SÃO PAULO, SP (FOLHAPRESS) – Uma CPI (Comissão Parlamentar de Inquérito) das Santas Casas na Alesp (Assembleia Legislativa de São Paulo) pretende questionar, a partir desta terça (29), o endividamento da Santa Casa de Misericórdia de São Paulo, hoje na casa dos R$ 600 milhões, mesmo com demissões, venda de equipamentos e imóveis nos últimos anos.
Segundo documento enviado para a CPI, obtido pela Folha, as medidas sugeridas por uma consultoria contratada para sanar as dívidas causaram diminuição na qualidade do atendimento e diminuição do patrimônio sem frear as dívidas.
A Santa Casa de Misericórdia é dona de imóveis históricos na capital paulista, alguns frutos de doações ao longo de 460 anos de fundação.
Em outubro, a instituição voltou a negociar a venda de alguns desses prédios com objetivo de levantar R$ 200 milhões, como o antigo Colégio São José, na Liberdade, e um prédio no Vale do Anhangabaú. Os dois são tombados por institutos de patrimônio histórico.
Em 2019, os mantenedores da Santa Casa já negociaram propriedades, como o antigo terreno do Mappin, na praça Ramos de Azevedo, também na região central da cidade.

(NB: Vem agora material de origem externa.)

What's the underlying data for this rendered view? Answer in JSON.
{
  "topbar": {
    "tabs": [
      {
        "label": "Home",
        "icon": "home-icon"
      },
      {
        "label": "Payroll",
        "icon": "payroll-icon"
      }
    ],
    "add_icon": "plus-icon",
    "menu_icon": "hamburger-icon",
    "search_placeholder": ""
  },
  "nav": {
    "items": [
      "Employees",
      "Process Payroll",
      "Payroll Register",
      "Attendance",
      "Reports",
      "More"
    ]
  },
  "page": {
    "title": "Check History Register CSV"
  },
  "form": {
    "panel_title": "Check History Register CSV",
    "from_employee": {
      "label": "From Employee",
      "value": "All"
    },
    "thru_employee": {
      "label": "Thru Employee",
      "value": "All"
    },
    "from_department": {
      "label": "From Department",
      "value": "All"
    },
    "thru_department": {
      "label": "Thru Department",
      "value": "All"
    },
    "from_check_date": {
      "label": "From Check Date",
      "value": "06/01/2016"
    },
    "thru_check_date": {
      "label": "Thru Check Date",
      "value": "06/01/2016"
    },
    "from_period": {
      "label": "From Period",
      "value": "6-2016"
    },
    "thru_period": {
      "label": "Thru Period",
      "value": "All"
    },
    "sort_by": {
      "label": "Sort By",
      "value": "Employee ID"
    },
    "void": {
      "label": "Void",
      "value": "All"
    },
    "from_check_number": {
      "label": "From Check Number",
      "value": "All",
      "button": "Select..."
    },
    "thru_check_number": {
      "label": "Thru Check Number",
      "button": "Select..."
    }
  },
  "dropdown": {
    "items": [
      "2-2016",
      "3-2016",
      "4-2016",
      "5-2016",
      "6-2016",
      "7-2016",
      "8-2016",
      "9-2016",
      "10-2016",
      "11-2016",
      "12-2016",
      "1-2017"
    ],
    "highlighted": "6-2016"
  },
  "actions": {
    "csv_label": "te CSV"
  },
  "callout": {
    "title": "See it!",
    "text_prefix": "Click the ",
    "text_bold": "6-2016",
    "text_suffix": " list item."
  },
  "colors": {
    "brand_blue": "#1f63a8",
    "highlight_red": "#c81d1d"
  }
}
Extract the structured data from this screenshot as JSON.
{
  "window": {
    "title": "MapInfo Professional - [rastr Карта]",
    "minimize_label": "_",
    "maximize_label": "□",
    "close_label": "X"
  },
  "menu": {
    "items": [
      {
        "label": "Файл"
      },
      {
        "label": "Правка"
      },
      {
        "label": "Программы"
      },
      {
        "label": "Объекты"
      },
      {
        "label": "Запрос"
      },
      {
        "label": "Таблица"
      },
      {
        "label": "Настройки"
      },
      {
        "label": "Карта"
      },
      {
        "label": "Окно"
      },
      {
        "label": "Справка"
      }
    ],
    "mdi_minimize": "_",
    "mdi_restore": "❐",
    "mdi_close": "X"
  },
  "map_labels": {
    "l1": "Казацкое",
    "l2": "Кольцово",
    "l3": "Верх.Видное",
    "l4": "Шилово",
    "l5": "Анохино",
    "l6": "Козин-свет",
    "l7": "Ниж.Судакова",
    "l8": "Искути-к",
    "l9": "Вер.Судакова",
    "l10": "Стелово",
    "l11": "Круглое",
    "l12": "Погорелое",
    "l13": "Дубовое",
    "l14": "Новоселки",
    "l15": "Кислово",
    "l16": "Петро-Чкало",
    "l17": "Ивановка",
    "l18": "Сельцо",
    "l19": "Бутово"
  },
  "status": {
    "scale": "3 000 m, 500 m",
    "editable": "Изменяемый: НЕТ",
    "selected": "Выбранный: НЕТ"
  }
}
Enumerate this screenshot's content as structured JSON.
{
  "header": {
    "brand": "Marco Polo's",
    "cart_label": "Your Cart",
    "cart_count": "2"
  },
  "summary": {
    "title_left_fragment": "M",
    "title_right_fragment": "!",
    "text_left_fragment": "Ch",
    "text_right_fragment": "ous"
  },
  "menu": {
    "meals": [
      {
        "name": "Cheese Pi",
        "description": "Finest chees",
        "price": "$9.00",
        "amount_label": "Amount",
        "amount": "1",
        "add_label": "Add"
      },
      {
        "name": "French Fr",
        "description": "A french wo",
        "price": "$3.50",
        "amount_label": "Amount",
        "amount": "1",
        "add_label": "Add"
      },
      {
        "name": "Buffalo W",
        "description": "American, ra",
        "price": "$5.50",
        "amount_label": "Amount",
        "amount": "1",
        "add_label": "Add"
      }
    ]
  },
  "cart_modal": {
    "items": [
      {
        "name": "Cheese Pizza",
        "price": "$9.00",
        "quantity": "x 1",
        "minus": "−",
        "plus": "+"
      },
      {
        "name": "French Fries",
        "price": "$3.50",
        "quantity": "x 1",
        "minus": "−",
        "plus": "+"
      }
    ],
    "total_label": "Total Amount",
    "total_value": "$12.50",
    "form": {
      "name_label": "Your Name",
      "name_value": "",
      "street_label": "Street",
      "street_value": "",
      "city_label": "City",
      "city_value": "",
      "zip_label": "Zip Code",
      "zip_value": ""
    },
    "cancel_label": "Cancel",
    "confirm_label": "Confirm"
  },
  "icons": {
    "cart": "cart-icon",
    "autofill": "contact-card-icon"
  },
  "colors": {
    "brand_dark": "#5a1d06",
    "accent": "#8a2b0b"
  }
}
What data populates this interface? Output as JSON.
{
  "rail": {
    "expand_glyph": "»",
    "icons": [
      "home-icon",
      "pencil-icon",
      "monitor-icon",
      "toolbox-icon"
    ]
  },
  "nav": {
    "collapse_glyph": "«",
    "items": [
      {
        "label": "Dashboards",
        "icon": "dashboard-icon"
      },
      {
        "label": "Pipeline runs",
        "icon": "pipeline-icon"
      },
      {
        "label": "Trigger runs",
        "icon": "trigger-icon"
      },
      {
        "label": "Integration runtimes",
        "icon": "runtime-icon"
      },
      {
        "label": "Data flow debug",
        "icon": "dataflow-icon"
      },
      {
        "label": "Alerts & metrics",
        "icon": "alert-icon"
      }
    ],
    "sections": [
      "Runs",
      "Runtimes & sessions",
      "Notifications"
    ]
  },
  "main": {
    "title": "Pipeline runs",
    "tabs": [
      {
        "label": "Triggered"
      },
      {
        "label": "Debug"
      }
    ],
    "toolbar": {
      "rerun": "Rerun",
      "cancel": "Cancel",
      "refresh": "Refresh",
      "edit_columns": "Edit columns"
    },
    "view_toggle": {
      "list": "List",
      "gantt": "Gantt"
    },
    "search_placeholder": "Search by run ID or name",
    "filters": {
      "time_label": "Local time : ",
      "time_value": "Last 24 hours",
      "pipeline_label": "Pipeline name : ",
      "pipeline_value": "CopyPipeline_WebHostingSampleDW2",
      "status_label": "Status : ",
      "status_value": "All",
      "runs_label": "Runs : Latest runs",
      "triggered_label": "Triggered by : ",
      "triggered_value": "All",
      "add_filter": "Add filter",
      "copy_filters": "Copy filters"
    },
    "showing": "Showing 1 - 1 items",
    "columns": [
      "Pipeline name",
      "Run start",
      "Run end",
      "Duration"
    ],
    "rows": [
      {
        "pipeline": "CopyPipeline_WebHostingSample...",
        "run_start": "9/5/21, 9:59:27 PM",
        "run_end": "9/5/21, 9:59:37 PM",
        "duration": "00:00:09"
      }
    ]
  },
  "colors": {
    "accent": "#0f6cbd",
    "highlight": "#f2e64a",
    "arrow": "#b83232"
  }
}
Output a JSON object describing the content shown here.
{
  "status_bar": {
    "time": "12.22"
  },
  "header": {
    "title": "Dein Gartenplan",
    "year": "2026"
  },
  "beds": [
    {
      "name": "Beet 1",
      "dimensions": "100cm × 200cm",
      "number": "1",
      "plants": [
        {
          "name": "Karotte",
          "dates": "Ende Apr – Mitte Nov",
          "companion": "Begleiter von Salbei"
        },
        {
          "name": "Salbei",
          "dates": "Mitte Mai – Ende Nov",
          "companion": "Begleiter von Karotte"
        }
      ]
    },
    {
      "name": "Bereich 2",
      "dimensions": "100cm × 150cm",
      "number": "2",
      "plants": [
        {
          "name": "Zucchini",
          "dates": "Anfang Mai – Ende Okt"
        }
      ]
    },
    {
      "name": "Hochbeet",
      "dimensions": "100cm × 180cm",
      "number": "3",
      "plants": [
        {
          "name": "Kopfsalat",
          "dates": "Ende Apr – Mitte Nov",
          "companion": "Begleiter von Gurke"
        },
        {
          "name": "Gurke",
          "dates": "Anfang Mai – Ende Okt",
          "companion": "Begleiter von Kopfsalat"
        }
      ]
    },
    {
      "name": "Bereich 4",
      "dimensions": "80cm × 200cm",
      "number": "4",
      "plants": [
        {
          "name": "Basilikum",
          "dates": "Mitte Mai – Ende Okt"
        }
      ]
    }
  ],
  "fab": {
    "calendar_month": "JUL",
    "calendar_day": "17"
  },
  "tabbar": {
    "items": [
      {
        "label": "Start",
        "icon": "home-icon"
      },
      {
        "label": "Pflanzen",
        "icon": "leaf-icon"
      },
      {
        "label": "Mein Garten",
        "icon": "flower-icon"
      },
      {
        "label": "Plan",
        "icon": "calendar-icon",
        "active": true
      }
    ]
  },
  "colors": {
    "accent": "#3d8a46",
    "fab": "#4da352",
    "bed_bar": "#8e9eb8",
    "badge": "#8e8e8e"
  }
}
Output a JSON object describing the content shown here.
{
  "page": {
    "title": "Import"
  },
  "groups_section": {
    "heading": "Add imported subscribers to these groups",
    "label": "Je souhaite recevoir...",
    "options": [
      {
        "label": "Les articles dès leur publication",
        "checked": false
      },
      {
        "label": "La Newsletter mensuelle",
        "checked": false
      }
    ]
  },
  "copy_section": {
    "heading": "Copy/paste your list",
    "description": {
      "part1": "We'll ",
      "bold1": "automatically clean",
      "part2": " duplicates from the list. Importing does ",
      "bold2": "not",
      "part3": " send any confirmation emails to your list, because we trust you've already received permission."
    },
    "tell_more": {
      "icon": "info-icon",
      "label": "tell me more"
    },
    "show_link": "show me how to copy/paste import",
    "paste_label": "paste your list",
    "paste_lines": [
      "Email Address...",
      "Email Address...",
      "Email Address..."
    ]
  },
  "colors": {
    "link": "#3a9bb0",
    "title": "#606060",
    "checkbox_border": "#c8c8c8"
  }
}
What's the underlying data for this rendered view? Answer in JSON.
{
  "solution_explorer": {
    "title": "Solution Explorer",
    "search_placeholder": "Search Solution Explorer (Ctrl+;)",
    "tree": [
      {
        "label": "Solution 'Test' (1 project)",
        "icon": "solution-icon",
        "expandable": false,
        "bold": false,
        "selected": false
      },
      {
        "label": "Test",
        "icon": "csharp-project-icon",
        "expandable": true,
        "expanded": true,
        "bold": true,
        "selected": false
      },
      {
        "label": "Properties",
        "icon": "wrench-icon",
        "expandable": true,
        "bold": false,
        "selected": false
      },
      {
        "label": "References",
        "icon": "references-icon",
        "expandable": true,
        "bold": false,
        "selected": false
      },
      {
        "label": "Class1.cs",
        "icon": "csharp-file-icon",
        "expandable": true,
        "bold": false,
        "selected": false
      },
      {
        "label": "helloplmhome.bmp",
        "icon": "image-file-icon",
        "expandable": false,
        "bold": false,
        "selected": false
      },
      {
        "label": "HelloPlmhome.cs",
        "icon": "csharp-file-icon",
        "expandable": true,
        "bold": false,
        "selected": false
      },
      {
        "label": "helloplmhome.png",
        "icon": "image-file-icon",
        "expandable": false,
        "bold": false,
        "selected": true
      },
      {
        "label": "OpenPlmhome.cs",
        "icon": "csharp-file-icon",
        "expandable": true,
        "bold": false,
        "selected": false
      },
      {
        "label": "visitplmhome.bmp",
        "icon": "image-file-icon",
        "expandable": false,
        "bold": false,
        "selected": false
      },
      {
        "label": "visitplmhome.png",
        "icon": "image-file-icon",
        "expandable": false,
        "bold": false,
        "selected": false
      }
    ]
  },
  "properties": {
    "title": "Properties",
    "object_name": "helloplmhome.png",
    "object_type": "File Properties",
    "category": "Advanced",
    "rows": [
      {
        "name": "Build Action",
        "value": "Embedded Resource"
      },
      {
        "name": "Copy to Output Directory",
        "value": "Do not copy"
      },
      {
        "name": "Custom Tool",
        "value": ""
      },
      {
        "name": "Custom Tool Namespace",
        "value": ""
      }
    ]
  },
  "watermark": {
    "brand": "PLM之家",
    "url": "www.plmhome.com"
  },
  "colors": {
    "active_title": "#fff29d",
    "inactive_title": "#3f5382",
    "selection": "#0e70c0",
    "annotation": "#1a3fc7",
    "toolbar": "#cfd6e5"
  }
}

O local foi vendido por R$ 70 milhões para a São Carlos Empreendimento, empresa dos bilionários Jorge Paulo Lemann, Marcel Telles e Beto Sicupira. Em 2023, o trio o revendeu por R$ 71 milhões para a inauguração de um novo Sesc.
O QUE A CPI QUER SABER
A CPI (Comissões Parlamentares de Inquérito) pretende questionar como os negócios ainda não têm surtido efeito nas contas da instituição, que também recebe repasses do SUS (Sistema Único de Saúde). Entre os pontos questionados, além do prédio do Mappin, também está a venda das operações do hospital Santa Isabel por R$ 280 milhões, em 2021.
O hospital particular no centro da cidade fazia atendimentos particulares e de convênios para gerar receita à instituição filantrópica.
À época, a dívida da Santa Casa ficou em R$ 214 milhões após o negócio, segundo balanço da própria instituição. No mesmo ano, uma negociação garantiu uma redução de juros de dívidas junto à Caixa Econômica Federal.
Segundo o relato entregue à CPI, as vendas foram sugeridas pela consultoria FIA (Fundação Instituto de Administração). A fundação também manteve a demissão de profissionais de saúde, que já aconteciam a ao menos desde 2017.
De acordo com o documento enviado para a CPI, um médico da Santa Casa afirmou a membros da comissão que teria alertado a direção sobre a “possibilidade de diminuição de qualidade do ensino médico” e do atendimento com os cortes em 2019. “Como resposta a esse alerta, fui sumariamente demitido”, afirmou no documento.
Na ocasião, sete médicos protestaram contra a demissão em uma carta enviada à diretoria de Operações em Saúde da Santa Casa.
“Sabemos que o desligamento de funcionários para a redução de folha de pagamento pode ser uma medida administrativa necessária, desde que os critérios sejam bem definidos e discutidos com as lideranças médicas e não médicas”, escreveram.
À Folha, o mesmo médico disse que as medidas deixaram pacientes à espera de cirurgias cardíacas internados em alas ortopédicas e que a FIA não tem experiência com hospital.
O médico também se queixou da venda de aparelhos, como um tomografo, por R$ 40 mil, e um aparelho de hemodinâmica, capaz de diagnosticar doenças vasculares, por R$ 30 mil para uma empresa de produtos médicos.
A reportagem questionou o valor do contrato com a consultoria e sobre a venda dos equipamentos.
Em nota, a Santa Casa afirma que a venda se tratou de uma substituição por aparelhos mais modernos. “A decisão pelas substituições foi baseada em obsolescência e/ou mau funcionamento” e que a “baixa dos equipamentos foi autorizada pela Vigilância Sanitária”.
Ainda em nota, a Santa Casa de Misericórdia de São Paulo afirma, sem detalhar valores, que a FIA foi contratada entre 2018 e 2020, quando o contrato de prestação de serviço foi encerrado, e que ações que “tiveram como norte a sustentabilidade da instituição e foram pautadas por critérios técnicos e objetivos” que geraram “grandes alterações de fluxos institucionais e procedimentos internos para otimização dos recursos.”
A CPI das Santas Casas também pretende obter informações de outras Santas Casas de Misericórdia espalhadas pelo estado.